Plato, in his picture of the golden age under Saturn, reckons, among the chief advantages that a man then had, his communication with beasts, of whom, inquiring and informing himself, he knew the true qualities and differences of them all, by which he acquired a very perfect intelligence and prudence, and led his life more happily than we could do. ... The defect that hinders communication betwixt them and us, why may it not be in our part as well as theirs? ’Tis yet to determine where the fault lies that we understand not one another – for we understand them no more than they do us; and by the same reason they may think us to be beasts as we think them. ... We must observe the parity betwixt us: we have some tolerable apprehension of their meaning, and so have beasts of ours – much about the same. They caress us, threaten us, and beg of us, and we do the same to them.
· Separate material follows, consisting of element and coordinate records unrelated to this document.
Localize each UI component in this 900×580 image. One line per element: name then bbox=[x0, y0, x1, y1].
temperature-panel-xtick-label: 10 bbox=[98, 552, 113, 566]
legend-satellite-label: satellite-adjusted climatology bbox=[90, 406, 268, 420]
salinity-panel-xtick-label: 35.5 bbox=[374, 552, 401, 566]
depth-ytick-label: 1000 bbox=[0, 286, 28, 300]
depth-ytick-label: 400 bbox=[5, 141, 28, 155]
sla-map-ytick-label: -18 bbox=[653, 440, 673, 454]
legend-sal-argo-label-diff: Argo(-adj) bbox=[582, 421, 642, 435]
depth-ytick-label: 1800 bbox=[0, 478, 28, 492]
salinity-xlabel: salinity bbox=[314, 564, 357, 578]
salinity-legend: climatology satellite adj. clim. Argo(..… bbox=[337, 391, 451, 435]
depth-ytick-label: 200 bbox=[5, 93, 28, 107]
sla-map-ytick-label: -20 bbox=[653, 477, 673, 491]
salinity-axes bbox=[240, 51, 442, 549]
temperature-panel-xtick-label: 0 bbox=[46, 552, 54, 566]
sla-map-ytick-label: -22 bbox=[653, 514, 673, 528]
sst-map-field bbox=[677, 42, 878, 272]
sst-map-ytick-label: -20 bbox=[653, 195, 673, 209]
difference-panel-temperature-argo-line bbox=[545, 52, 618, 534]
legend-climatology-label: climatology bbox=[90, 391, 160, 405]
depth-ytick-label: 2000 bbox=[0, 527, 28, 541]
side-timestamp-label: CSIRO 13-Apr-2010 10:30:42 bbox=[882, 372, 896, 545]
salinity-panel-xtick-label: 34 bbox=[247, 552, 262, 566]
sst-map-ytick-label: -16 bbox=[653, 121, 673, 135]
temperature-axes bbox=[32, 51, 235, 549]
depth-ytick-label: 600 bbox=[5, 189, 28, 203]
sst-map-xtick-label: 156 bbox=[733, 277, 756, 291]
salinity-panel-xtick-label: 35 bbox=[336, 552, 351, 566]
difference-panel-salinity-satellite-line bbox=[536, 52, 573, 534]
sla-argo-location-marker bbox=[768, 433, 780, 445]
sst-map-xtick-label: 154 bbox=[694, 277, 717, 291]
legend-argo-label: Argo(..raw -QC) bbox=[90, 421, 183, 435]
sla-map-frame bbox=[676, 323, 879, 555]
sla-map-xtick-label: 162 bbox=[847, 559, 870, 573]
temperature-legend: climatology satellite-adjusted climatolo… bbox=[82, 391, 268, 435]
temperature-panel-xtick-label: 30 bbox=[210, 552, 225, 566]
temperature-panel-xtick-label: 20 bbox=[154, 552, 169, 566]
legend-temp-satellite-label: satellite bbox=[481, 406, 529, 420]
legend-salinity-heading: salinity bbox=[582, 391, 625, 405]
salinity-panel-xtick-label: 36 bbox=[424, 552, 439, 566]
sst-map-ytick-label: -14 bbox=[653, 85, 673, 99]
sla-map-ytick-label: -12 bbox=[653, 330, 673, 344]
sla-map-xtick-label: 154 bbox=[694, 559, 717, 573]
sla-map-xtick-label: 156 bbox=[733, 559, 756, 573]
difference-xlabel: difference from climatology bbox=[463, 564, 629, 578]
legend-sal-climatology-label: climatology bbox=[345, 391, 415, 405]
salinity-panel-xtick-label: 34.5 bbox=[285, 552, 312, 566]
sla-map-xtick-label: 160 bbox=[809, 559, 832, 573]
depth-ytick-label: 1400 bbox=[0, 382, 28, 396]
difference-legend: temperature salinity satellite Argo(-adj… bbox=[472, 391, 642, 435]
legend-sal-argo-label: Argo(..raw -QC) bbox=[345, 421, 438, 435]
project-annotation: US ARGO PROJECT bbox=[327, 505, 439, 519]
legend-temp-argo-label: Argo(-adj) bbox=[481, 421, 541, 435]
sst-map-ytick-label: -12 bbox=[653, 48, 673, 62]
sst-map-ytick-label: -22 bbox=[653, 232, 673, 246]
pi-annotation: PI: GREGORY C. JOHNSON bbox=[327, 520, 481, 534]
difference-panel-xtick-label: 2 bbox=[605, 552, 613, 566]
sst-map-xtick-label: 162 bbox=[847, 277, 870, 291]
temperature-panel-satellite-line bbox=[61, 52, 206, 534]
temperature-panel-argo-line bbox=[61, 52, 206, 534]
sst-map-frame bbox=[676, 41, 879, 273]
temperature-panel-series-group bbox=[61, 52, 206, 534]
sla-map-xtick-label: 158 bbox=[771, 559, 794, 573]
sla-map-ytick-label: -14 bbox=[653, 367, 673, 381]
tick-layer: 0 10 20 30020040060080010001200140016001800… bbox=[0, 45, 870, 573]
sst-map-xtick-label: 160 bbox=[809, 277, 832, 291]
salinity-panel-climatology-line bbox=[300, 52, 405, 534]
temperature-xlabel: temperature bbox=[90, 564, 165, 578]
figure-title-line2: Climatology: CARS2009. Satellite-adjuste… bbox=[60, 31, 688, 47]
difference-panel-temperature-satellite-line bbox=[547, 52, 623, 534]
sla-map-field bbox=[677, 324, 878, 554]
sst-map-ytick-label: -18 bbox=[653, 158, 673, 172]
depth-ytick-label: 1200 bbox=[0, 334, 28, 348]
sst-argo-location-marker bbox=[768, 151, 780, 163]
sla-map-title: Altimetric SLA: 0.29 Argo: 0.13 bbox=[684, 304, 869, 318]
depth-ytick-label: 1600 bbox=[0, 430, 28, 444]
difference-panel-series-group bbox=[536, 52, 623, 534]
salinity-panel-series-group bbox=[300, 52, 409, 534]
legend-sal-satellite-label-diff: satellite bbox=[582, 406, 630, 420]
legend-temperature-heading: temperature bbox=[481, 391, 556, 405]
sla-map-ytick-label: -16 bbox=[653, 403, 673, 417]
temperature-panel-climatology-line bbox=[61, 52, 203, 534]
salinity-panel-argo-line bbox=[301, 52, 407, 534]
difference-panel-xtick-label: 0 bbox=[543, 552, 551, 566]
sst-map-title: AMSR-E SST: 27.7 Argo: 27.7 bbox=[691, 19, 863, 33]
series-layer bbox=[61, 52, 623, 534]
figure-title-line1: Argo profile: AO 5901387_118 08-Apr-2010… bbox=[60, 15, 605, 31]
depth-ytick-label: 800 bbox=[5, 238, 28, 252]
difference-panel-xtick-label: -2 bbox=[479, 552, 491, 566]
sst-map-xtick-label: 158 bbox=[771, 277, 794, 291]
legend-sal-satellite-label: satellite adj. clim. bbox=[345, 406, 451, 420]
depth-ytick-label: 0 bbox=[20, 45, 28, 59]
As to the rest, we manifestly discover that they have a full and absolute communication amongst themselves, and that they perfectly understand one another, not only those of the same, but of divers kinds:
In one kind of barking of a dog the horse knows there is anger, of another sort of bark he is not afraid. Even in the very beasts that have no voice at all, we easily conclude, from the society of offices we observe amongst them, some other sort of communication: their very motions discover it:
... What is this faculty we observe in [animals], of complaining, rejoicing, calling to one another for succour, and inviting each other to love, which they do with the voice, other than speech? And why should they not speak to one another? They speak to us, and we to them. In how many several sorts of ways do we speak to our dogs, and they answer us? We converse with them in another sort of language, and use other appellations, than we do with birds, hogs, oxen, horses, and alter the idiom according to the kind:
... The difference of language which is seen amongst us, according to the difference of countries, is also observed in animals of the same kind. Aristotle, in proof of this, instances the various calls of partridges, according to the situation of places.